Calistoga has yet to partner any of their compounds. Indications are they are getting ready to do so, having recently hired a former dealmaker from Icos. Any partnership would be substantial. Looking at recent deals in this space: Exelixis partnered with Sanofi Aventis in 2009, with $140 million upfront and $1 billion in potential milestones for two Phase 1 compounds, and in 2008, Genentech paid $175 to purchase Piramed for its pre-clinical PI3K inhibitors, particularly interested in its PI3K delta selective compounds.
Calistoga has not had any problems raising money and will not be in a rush to partner with Pharma. Just last year it completed a $30 million Round B financing. Good data, an attractive target, and time are all on its side. In previous years, with a closed IPO market, Calistoga would have been ripe for a takeover. It has more options today as the economy mends and the biotech IPO window continues to stay open.
Plexxikon is an entirely different animal altogether. A Berkeley, CA company born in 2001, it is a drug discovery engine that seeks to partner its compounds at an early stage. Using its scaffold-based technology, it has developed compounds for a multitude of indications, including oncology, neurology, cardiology, inflammation, and metabolic disorders. The company has three compounds in various stages of clinical trials, including one in registration trials.
With only three rounds of financing netting $67 million in its nine years of existence, Plexxikon’s venture backers have faced minimal dilution. This is made possible by the significant sums the company commands for its early stage compounds. In 2004, Wyeth paid $22 million upfront for co-development rights to PLX-204, plus $350 million in milestones (recently discontinued). In 2006, Roche licensed PLX-4032 for $40 million and $660 million in milestones. Then in 2009, Roche took a second dip with PLX-5568 for $60 million and $275 million down the road. To date, Plexxikon has raised $170 million from licensing of its compounds.
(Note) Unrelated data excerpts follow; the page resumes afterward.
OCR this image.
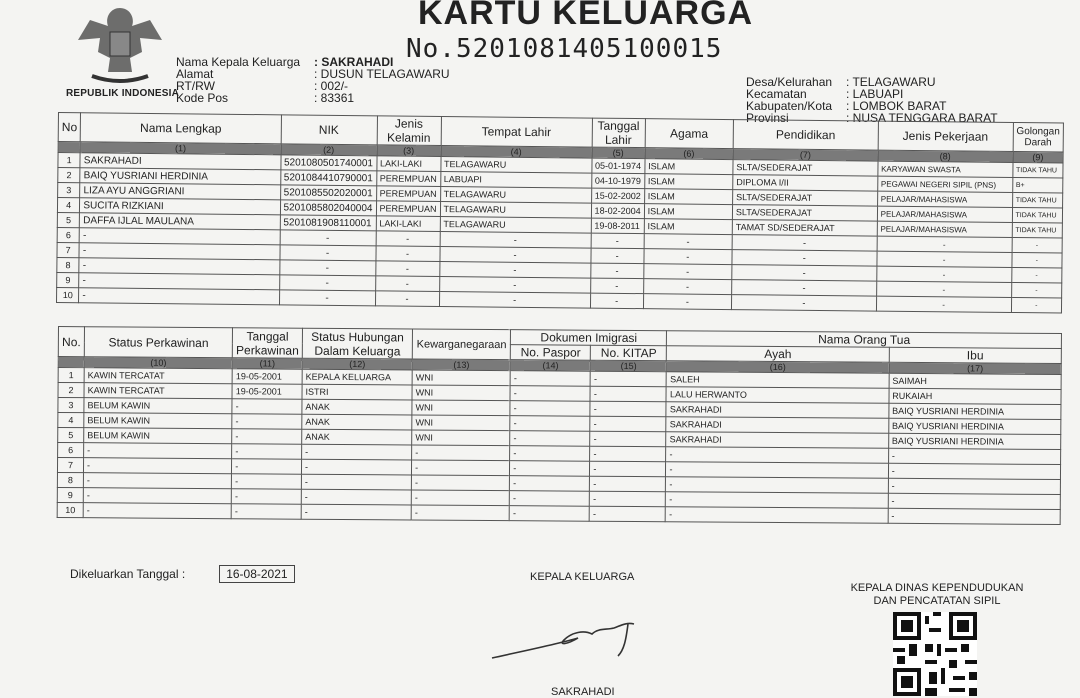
REPUBLIK INDONESIA
KARTU KELUARGA
No.5201081405100015
Nama Kepala Keluarga	: SAKRAHADI
Alamat	: DUSUN TELAGAWARU
RT/RW	: 002/-
Kode Pos	: 83361
Desa/Kelurahan	: TELAGAWARU
Kecamatan	: LABUAPI
Kabupaten/Kota	: LOMBOK BARAT
Provinsi	: NUSA TENGGARA BARAT
No	Nama Lengkap	NIK	Jenis Kelamin	Tempat Lahir	Tanggal Lahir	Agama	Pendidikan	Jenis Pekerjaan	Golongan Darah
	(1)	(2)	(3)	(4)	(5)	(6)	(7)	(8)	(9)
1	SAKRAHADI	5201080501740001	LAKI-LAKI	TELAGAWARU	05-01-1974	ISLAM	SLTA/SEDERAJAT	KARYAWAN SWASTA	TIDAK TAHU
2	BAIQ YUSRIANI HERDINIA	5201084410790001	PEREMPUAN	LABUAPI	04-10-1979	ISLAM	DIPLOMA I/II	PEGAWAI NEGERI SIPIL (PNS)	B+
3	LIZA AYU ANGGRIANI	5201085502020001	PEREMPUAN	TELAGAWARU	15-02-2002	ISLAM	SLTA/SEDERAJAT	PELAJAR/MAHASISWA	TIDAK TAHU
4	SUCITA RIZKIANI	5201085802040004	PEREMPUAN	TELAGAWARU	18-02-2004	ISLAM	SLTA/SEDERAJAT	PELAJAR/MAHASISWA	TIDAK TAHU
5	DAFFA IJLAL MAULANA	5201081908110001	LAKI-LAKI	TELAGAWARU	19-08-2011	ISLAM	TAMAT SD/SEDERAJAT	PELAJAR/MAHASISWA	TIDAK TAHU
6	-	-	-	-	-	-	-	-	-
7	-	-	-	-	-	-	-	-	-
8	-	-	-	-	-	-	-	-	-
9	-	-	-	-	-	-	-	-	-
10	-	-	-	-	-	-	-	-	-
No.	Status Perkawinan	Tanggal Perkawinan	Status Hubungan Dalam Keluarga	Kewarganegaraan	Dokumen Imigrasi		Nama Orang Tua	
					No. Paspor	No. KITAP	Ayah	Ibu
	(10)	(11)	(12)	(13)	(14)	(15)	(16)	(17)
1	KAWIN TERCATAT	19-05-2001	KEPALA KELUARGA	WNI	-	-	SALEH	SAIMAH
2	KAWIN TERCATAT	19-05-2001	ISTRI	WNI	-	-	LALU HERWANTO	RUKAIAH
3	BELUM KAWIN	-	ANAK	WNI	-	-	SAKRAHADI	BAIQ YUSRIANI HERDINIA
4	BELUM KAWIN	-	ANAK	WNI	-	-	SAKRAHADI	BAIQ YUSRIANI HERDINIA
5	BELUM KAWIN	-	ANAK	WNI	-	-	SAKRAHADI	BAIQ YUSRIANI HERDINIA
6	-	-	-	-	-	-	-	-
7	-	-	-	-	-	-	-	-
8	-	-	-	-	-	-	-	-
9	-	-	-	-	-	-	-	-
10	-	-	-	-	-	-	-	-
Dikeluarkan Tanggal :	16-08-2021	KEPALA KELUARGA
KEPALA DINAS KEPENDUDUKAN DAN PENCATATAN SIPIL
SAKRAHADI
Plexxikon’s most advanced compound is PLX-4032, a selective of the mutant B-RAF V600E. This mutation is a major driver of disease in more than 40% of melanomas, 80-90% of papillary thyroid carcinomas, and 8-30% of colorectal cancers. PLX-4032 has shown outstanding activity in B-RAF mutant melanoma patients in early stage trials. It has now initiated a Phase III trial in that indication with partner Roche.
RAF inhibitors took the scientific world by storm when Bayer received faster than expected approval for Sorafenib in renal cell carcinoma in 2005. Since then, a multitude of companies have also begun developing RAF inhibitors. Five years later, Sorafenib is still the only approved RAF inhibitor I know of, likely because much of its activity is attributed to inhibition of kinases other than RAF, particularly VEGFR2. PLX-4032, if approved, would be the only specific RAF inhibitor, and selective for B-RAF V600E as well. This will distinguish it from many compounds in development, as they are often non-selective, inhibiting multiple RAF isoforms. A regulatory filing for PLX-4032 in melanoma could come as early as 2011.
The specific RAF target in the PLX-5568 partnership with Roche has not been mentioned. My guess is it is likely to be B-RAF due to the enzyme’s involvement in Polycystic Kidney Disease, the indication to be pursued under the Roche partnership. Plexxikon is also developing PLX-5568 for pain management, but has yet to partner that program. Its chemistry expertise, particularly in designing highly specific kinase inhibitors, has served it well.
Both Calistoga and Plexxikon look to be on the verge of success. They have managed to make significant progress on their programs in a very short time, with relatively little spend. My hope is they go the public route and continue their growth rather than end up in the belly of a Pharmaceutical company; either one would make a nice addition to a biotech portfolio.